Ein Ergebnis des Gutachtens: Wohnen im Ortskern von Neukirchen ist recht teuer. In ihrer Ausschussvorlage weist die Verwaltung unter anderem auf die Tatsache hin, dass "mindestens ein Drittel der Einpersonenhaushalte (älter 65 Jahre) und der Alleinerziehenden mehr als 50 Prozent und sogar teilweise mehr als 50 Prozent des Einkommens für die Wohnung aufbringen müssen." Die Stadtverwaltung stellt somit die Frage in den Raum, ob nicht "das Mietniveau grundsätzlich zu hoch" sei.

FOTO: Stadt

Die Verwaltung hat die Handlungsempfehlungen aus dem Gutachten zusammengefasst. Dazu gehört "die Schaffung eines kommunalen Wohnungsunternehmens bis zu geförderten Wohnungsbau in kommunaler Regie", um preisgünstigen Wohnraum anbieten zu können. Auch für die Bereiche des altersgerechten und des familiengerechten Wohnens soll etwas getan werden.
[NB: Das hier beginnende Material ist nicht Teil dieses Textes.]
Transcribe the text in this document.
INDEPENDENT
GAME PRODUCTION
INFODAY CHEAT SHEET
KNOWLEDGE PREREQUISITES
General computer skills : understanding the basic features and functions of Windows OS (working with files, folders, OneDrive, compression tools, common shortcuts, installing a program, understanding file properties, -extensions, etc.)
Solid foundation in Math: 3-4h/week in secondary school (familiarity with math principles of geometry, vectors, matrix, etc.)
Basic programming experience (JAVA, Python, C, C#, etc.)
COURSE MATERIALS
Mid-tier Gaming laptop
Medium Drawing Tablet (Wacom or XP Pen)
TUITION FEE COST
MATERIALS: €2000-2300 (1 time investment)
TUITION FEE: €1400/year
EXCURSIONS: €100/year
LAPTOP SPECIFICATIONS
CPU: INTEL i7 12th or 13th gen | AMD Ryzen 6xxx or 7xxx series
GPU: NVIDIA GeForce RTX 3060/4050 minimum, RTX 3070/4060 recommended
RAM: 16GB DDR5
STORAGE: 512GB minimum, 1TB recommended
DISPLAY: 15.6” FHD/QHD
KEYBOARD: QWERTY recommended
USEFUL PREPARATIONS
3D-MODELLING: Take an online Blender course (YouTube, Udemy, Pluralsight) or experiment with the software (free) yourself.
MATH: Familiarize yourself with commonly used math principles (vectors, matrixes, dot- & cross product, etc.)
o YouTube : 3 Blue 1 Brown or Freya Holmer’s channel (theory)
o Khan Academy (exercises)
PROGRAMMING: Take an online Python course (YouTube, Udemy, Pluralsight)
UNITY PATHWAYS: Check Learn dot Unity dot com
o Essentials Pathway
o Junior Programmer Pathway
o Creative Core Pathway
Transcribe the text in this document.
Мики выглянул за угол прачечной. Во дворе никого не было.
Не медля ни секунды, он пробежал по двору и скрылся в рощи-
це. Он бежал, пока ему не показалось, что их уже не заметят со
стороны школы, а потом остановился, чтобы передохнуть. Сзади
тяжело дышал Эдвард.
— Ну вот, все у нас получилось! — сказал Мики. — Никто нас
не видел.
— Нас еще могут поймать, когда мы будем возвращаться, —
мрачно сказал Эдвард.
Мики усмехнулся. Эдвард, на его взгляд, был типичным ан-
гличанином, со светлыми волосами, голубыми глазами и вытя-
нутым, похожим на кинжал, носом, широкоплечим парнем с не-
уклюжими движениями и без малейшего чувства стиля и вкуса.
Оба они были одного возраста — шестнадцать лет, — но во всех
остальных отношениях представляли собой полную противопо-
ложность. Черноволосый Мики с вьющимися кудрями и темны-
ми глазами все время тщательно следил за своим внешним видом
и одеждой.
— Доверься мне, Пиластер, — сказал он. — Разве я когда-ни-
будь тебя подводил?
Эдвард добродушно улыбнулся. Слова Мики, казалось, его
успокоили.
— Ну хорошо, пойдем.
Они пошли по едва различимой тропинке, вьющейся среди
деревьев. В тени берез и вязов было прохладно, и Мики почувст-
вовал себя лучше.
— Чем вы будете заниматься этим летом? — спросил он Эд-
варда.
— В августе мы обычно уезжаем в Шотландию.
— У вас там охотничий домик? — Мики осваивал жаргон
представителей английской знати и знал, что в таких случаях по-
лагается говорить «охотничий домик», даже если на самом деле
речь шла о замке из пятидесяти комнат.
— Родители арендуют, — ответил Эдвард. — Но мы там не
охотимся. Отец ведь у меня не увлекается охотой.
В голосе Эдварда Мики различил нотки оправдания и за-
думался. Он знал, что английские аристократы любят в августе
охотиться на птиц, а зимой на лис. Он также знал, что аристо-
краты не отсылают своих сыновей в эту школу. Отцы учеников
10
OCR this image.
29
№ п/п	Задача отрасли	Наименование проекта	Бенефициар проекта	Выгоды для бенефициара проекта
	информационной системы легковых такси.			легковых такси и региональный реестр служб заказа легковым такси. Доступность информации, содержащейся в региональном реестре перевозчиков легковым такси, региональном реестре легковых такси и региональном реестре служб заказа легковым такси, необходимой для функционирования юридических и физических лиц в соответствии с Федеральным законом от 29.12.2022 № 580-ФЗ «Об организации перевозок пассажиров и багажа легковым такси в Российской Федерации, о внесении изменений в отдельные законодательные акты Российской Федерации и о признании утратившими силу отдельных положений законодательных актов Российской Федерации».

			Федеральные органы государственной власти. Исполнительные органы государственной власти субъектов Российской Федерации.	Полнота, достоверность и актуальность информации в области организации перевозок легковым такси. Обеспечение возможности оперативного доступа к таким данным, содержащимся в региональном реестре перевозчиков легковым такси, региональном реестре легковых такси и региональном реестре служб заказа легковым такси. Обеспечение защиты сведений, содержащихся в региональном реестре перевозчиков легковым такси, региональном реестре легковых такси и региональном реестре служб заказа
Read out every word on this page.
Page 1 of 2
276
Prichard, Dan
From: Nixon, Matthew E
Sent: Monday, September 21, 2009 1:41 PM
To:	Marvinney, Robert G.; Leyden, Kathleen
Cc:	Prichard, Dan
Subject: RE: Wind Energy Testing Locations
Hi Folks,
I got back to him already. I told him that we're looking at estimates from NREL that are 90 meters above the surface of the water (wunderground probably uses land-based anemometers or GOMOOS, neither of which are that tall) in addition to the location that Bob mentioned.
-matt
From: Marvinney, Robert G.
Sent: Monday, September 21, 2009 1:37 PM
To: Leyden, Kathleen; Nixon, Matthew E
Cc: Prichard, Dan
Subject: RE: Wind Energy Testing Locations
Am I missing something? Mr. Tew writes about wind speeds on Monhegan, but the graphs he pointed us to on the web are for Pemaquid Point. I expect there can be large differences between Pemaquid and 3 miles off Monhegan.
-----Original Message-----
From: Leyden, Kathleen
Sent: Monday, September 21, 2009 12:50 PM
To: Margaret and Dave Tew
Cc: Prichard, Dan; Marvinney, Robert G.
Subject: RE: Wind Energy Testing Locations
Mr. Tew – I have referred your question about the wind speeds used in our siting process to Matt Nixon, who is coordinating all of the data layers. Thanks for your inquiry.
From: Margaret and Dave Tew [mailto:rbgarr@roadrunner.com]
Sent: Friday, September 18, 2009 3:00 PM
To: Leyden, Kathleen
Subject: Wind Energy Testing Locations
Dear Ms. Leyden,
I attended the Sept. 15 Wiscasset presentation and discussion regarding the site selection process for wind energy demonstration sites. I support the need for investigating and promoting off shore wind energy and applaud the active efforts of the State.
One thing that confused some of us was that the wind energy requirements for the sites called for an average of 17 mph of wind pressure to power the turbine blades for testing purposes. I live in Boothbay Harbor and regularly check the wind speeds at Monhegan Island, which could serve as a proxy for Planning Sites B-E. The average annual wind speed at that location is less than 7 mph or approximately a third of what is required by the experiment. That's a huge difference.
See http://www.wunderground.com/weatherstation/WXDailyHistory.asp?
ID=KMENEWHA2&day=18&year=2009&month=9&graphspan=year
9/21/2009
Was letzteres angehe, könne man nicht nur auf den Bau von Eigenheimen am Stadtrand setzen, auch die Errichtung von großen Wohnungen in Mehrfamilienhäusern müsse sich wieder lohnen.

Ulrich Geilmann, der technische Beigeordnete der Stadt Neukirchen-Vluyn, weist darauf hin, dass die Verwaltung bereits Gespräche über kommunalen Wohnungsbau auf Ebene des Kreises Wesel führe. "Außerdem hat die Politik bereits beschlossen, dass wir bei Gesprächen mit Investoren darauf achten, dass 25 Prozent bezahlbarer Wohnraum berücksichtigt wird."

Aus den Daten des Handlungskonzeptes geht auch hervor, dass in den vergangenen zehn Jahren die Zahl der Einwohner im Neukirchener Ortskern kontinuierlich abgenommen hat, im Zeitraum von 2005 bis 2016 um sieben Prozent. Vor allem junge Menschen im Alter bis 30 Jahren und ältere Menschen über 65 Jahre ziehen weg, letztere nicht zuletzt wegen ihrer Wohnsituation im fortgeschrittenen Alter.

Erfreulich ist dieses Ergebnis aus den Fragebogen-Aktionen: 90 Prozent der Befragten sind mit dem Wohnumfeld zufrieden. 80 Prozent wünschen sich als zusätzliche Ausstattung für ihre Wohnung eine Garage, was laut der Gutachter ein "extrem hoher Wert" ist, der für einen "hohen Motorisierungsgrad" spricht. Dagegen sei die Bedeutung des Öffentlichen Personennahverkehrs in Neukirchen "vernachlässigbar".